II. Discussion of Best Practice
Elements and Criteria

Volume I contains a brief discussion of the criteria used to identify and select best practice approaches and models relevant to Arizona. In this Volume many of the criteria for best practice selection are used to define performance standards and criteria that can be used to continuously assess the degree to which Arizona is moving towards best practice models.

Best practices in public behavioral health are recognized to be multi-dimensional. That is, best practices are defined by several different domains, including vision and values, systemic implementation, and point-of-service excellence in clinical and program delivery. The first domain reflects characteristics of any public sector human services, health care, or behavioral health care system in any jurisdiction. These characteristics include:

  • Customer orientation - respect for and responsiveness to the individual needs and choices of consumers and their families at all levels of the system.
  • Clinical excellence - implementation of evidence-based clinical treatment practices consistently throughout the public behavioral health system.
  • Continuity - assurance that every individual and family will have a single point within the system with the accountability and responsibility to be there when needed, and to respond to individual and family needs as they change over time;
  • Integration - assurance of uninterrupted movement among the components of the public behavioral health system as well as full and coordinated access to, and integration with, other important services and supports, including primary health care, housing and vocational services; and
  • Stewardship of public funds - clearly identified single points of public accountability for the quality, effectiveness and efficiency of the public behavioral health system, and consistent evaluations of the quality and performance of the system.

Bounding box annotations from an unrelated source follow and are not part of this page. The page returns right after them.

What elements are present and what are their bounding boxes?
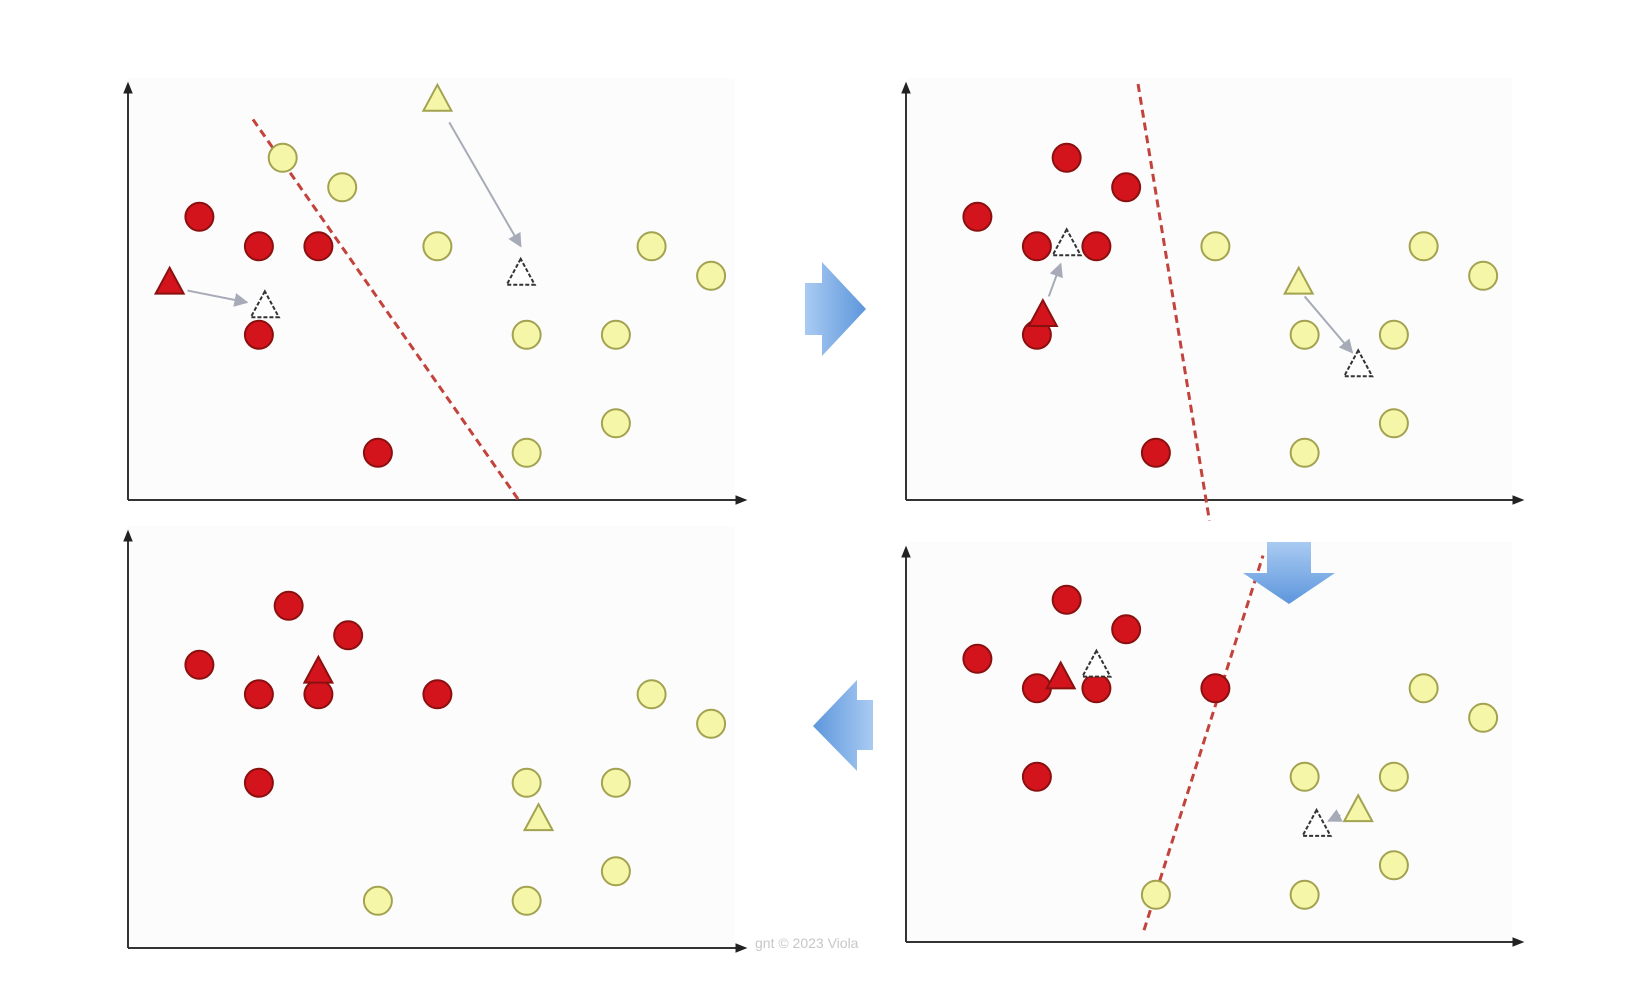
centroid-previous xyxy=(1080,648,1113,678)
panel-step-2 xyxy=(901,78,1525,521)
centroid-move-arrow xyxy=(187,289,249,307)
data-point-red xyxy=(1021,231,1052,262)
data-point-yellow xyxy=(600,767,631,798)
data-point-red xyxy=(243,231,274,262)
data-point-yellow xyxy=(1289,437,1320,468)
data-point-yellow xyxy=(1289,319,1320,350)
panel-step-3 xyxy=(901,542,1525,947)
data-point-yellow xyxy=(267,142,298,173)
centroid-previous xyxy=(249,289,281,319)
decision-boundary xyxy=(1136,83,1211,521)
data-point-yellow xyxy=(600,319,631,350)
centroid-previous xyxy=(1342,348,1374,378)
data-point-yellow xyxy=(600,856,631,887)
panel-background xyxy=(906,542,1512,942)
data-point-red xyxy=(1051,584,1082,615)
data-point-red xyxy=(422,679,453,710)
data-point-yellow xyxy=(696,260,727,291)
data-point-yellow xyxy=(696,708,727,739)
centroid-yellow xyxy=(522,802,555,832)
data-point-red xyxy=(962,201,993,232)
decision-boundary xyxy=(1142,555,1265,931)
data-point-red xyxy=(184,201,215,232)
panel-background xyxy=(128,78,735,500)
centroid-previous xyxy=(1050,227,1083,257)
data-point-yellow xyxy=(1408,231,1439,262)
data-point-yellow xyxy=(600,408,631,439)
centroid-red xyxy=(1045,660,1077,690)
centroid-move-arrow xyxy=(1327,809,1343,822)
block-arrow-icon-left xyxy=(813,680,873,771)
data-point-red xyxy=(273,590,304,621)
block-arrow-icon-right xyxy=(805,262,866,356)
data-point-red xyxy=(303,231,334,262)
centroid-red xyxy=(302,654,335,684)
panel-step-4 xyxy=(123,526,748,953)
centroid-move-arrow xyxy=(1047,262,1063,297)
data-point-yellow xyxy=(1468,702,1499,733)
centroid-previous xyxy=(1300,807,1333,837)
data-point-red xyxy=(962,643,993,674)
data-point-red xyxy=(184,649,215,680)
data-point-red xyxy=(1051,142,1082,173)
data-point-red xyxy=(1021,761,1052,792)
data-point-yellow xyxy=(511,437,542,468)
data-point-yellow xyxy=(422,231,453,262)
data-point-yellow xyxy=(1378,408,1409,439)
watermark: gnt © 2023 Viola xyxy=(755,935,859,951)
centroid-move-arrow xyxy=(1303,295,1354,354)
centroid-yellow xyxy=(421,82,454,112)
panel-step-1 xyxy=(123,78,748,505)
data-point-yellow xyxy=(511,885,542,916)
data-point-red xyxy=(1111,172,1142,203)
data-point-yellow xyxy=(1289,879,1320,910)
data-point-yellow xyxy=(1468,260,1499,291)
data-point-red xyxy=(333,620,364,651)
panel-background xyxy=(906,78,1512,500)
data-point-yellow xyxy=(1200,231,1231,262)
centroid-previous xyxy=(505,256,537,286)
data-point-yellow xyxy=(636,231,667,262)
data-point-yellow xyxy=(327,172,358,203)
data-point-red xyxy=(1111,614,1142,645)
data-point-red xyxy=(243,767,274,798)
data-point-yellow xyxy=(1378,319,1409,350)
data-point-red xyxy=(1140,437,1171,468)
data-point-yellow xyxy=(511,319,542,350)
data-point-red xyxy=(243,679,274,710)
data-point-yellow xyxy=(362,885,393,916)
centroid-yellow xyxy=(1342,793,1374,823)
flow-arrows xyxy=(805,262,1335,771)
data-point-red xyxy=(303,679,334,710)
centroid-yellow xyxy=(1283,265,1315,295)
data-point-red xyxy=(243,319,274,350)
data-point-red xyxy=(362,437,393,468)
data-point-yellow xyxy=(1140,879,1171,910)
data-point-yellow xyxy=(1408,673,1439,704)
data-point-yellow xyxy=(1378,761,1409,792)
data-point-red xyxy=(1081,231,1112,262)
centroid-red xyxy=(153,265,186,295)
block-arrow-icon-down xyxy=(1243,542,1335,604)
data-point-red xyxy=(1081,673,1112,704)
centroid-move-arrow xyxy=(448,121,522,248)
data-point-red xyxy=(1200,673,1231,704)
centroid-red xyxy=(1027,298,1059,328)
panel-background xyxy=(128,526,735,948)
data-point-yellow xyxy=(636,679,667,710)
data-point-yellow xyxy=(1289,761,1320,792)
data-point-yellow xyxy=(1378,850,1409,881)
data-point-yellow xyxy=(511,767,542,798)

More detailed examples of these criteria are contained in Appendix A of this volume.

The second domain reflects the practical elements of implementing specific program model and clinical treatment best practices within the preferred public behavioral health system. These are elements without which the first set of criteria cannot effectively be met, and include:

  • Vision - clearly articulated and understood mission, values, and strategic direction for the public behavioral health system as a whole;
  • Strategy - feasible and proven approaches to structuring, organizing, financing, and operating the public behavioral health system:
  • Technology - the actual practice and delivery of services to priority consumers and their families;
  • Human Resources - the supply of trained, competent, and culturally appropriate staff necessary to deliver best practice service models; and
  • Culture - the expectations and beliefs by all participants in the system in the value and potential of all consumers and the value of a high quality, customer- oriented, efficient and effective public behavioral health

The third domain reflects the combination of empirical research, professional judgement, feasibility of implementation, and relevance to Arizona. The practical criteria are used for those many elements of the public behavioral health system that are not sufficiently evaluated to assure implementation of evidence-based best practice. They also provide a reality check on the application and prioritization of best practice models throughout Arizona. These practical criteria include:

  • There have been sufficient studies and evaluations to indicate that the practice is promising and is most likely beneficial for consumers and families;
  • The practice or approach has become a nationally accepted best practice and has been widely used as a standard and guideline for program implementation and service delivery for a substantial period of time;
  • There are examples of successful and beneficial implementation of the practice or approach in other jurisdictions;
  • The practice or approach is relevant to Arizona local conditions and resources. It addresses gaps or needs in the current service system; and/or
  • The implementation of the practice or approach is feasible within the current Arizona public behavioral health system.

Each of the above domains of best practice criteria has been applied to the models and approaches selected for inclusion in this report. They have also been used as guideposts for the strategic recommendations and for recommended implementation strategies. In fact, the above domains of best practice criteria represent best practice in and of themselves. If a state such as Arizona were to apply these criteria to the planning, design, implementation, management, monitoring, and evaluation of public behavioral health systems, the system would be driven towards constant improvements in quality and effectiveness as well as towards newly emerging best practice models.